The same fate later befell the Muslim communities of Spain. Just as most Spanish cities included a Judería, so too was there a Morería where the so-called Moors made their homes. Starting in 1501, and continuing with ever greater scope and severity, the Muslim population of Spain was presented with the same harsh choice that had been extended to the Jewish population: convert or depart. The Muslims who agreed to embrace Christianity were treated with no more credulity than the Jews had been, and the term Moriscos was coined to describe crypto-Muslims just as Marranos was used to describe crypto-Jews. “Lost souls stubborn in the sects of Moses and Mohammed” is how Jewish and Islamic communities were described by a Spanish historian of the sixteenth century, Fray José de Sigüenza, whose blend of piety and compassion prompted him to complain about the “evil custom prevalent in Spain of treating members of the sects worse after their conversion than before it.”
29

Thus did the
convivencia
that had prevailed during the Golden Age of Spain come to a final and tragic end. Muslims were subjected to baptism en masse, and mosques were converted into churches. Arabic books were seized and burned on royal command. All objects and practices that were associated with the Muslim community in Spain—their use of the Arabic language, their distinctive garb and adornments, and their rituals of circumcision and slaughter of animals—were solemnly condemned. By 1526, the war on Islam was complete and “the Muslim religion no longer existed in Spain officially,” according to historian Henry Kamen.
30

So it was that the Inquisition added Moriscos to its list of usual suspects on the assumption that Muslims, like Jews, were likely to feign a conversion to Christianity.
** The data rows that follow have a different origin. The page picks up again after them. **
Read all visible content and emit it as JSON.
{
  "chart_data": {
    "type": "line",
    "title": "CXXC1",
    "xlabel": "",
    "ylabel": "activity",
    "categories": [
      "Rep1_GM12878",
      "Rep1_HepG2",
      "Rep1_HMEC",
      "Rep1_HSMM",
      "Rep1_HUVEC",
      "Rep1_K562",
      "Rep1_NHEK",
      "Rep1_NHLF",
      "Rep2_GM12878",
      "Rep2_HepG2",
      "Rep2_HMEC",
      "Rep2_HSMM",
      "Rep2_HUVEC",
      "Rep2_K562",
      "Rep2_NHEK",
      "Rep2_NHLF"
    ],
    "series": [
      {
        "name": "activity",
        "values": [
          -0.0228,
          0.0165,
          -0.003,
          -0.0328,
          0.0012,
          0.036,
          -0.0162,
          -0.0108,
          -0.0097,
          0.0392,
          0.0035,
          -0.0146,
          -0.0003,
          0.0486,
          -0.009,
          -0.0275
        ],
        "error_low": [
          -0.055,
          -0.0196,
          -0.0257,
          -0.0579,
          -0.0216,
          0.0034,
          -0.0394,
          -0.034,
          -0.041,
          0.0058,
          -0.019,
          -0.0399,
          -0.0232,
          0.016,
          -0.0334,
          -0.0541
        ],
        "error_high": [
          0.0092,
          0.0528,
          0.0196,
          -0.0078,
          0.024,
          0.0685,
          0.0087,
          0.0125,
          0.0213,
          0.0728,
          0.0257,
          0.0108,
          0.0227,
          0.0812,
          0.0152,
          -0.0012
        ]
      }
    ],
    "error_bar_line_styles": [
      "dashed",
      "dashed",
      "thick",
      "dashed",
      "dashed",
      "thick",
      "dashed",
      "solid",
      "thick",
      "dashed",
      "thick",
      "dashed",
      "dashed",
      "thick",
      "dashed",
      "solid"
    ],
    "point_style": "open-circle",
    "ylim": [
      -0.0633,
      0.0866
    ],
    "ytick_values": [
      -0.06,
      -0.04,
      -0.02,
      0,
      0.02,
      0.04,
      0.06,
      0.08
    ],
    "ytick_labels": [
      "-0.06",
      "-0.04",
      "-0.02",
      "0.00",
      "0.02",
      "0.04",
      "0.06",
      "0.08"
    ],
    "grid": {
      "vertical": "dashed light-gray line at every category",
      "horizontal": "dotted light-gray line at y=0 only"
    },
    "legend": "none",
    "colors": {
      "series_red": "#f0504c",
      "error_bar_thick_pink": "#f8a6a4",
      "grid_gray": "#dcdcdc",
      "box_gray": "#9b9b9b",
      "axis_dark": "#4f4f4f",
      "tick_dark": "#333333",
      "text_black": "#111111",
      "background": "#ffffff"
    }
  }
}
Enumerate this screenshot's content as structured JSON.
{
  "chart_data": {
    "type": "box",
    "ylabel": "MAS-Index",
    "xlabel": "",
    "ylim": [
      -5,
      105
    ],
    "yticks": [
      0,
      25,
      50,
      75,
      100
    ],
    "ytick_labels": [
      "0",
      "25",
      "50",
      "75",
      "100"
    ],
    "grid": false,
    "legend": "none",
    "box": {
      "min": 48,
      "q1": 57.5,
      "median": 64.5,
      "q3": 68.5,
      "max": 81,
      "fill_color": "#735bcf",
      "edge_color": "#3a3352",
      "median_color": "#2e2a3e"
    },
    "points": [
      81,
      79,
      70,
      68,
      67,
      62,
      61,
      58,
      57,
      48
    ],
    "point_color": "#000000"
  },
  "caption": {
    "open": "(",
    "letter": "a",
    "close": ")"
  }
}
Just as a New Christian with Jewish ancestry might come under suspicion for changing her underwear on Saturday, a New Christian of Moorish extraction was suspect if she decorated herself with henna. One woman was denounced to the Inquisition as a secret Muslim by her own lover because of “her habits in the matter of sexual hygiene,” for example, and a few young men of Muslim ancestry were arrested in Toledo in 1538 because they were seen sharing a plate of couscous.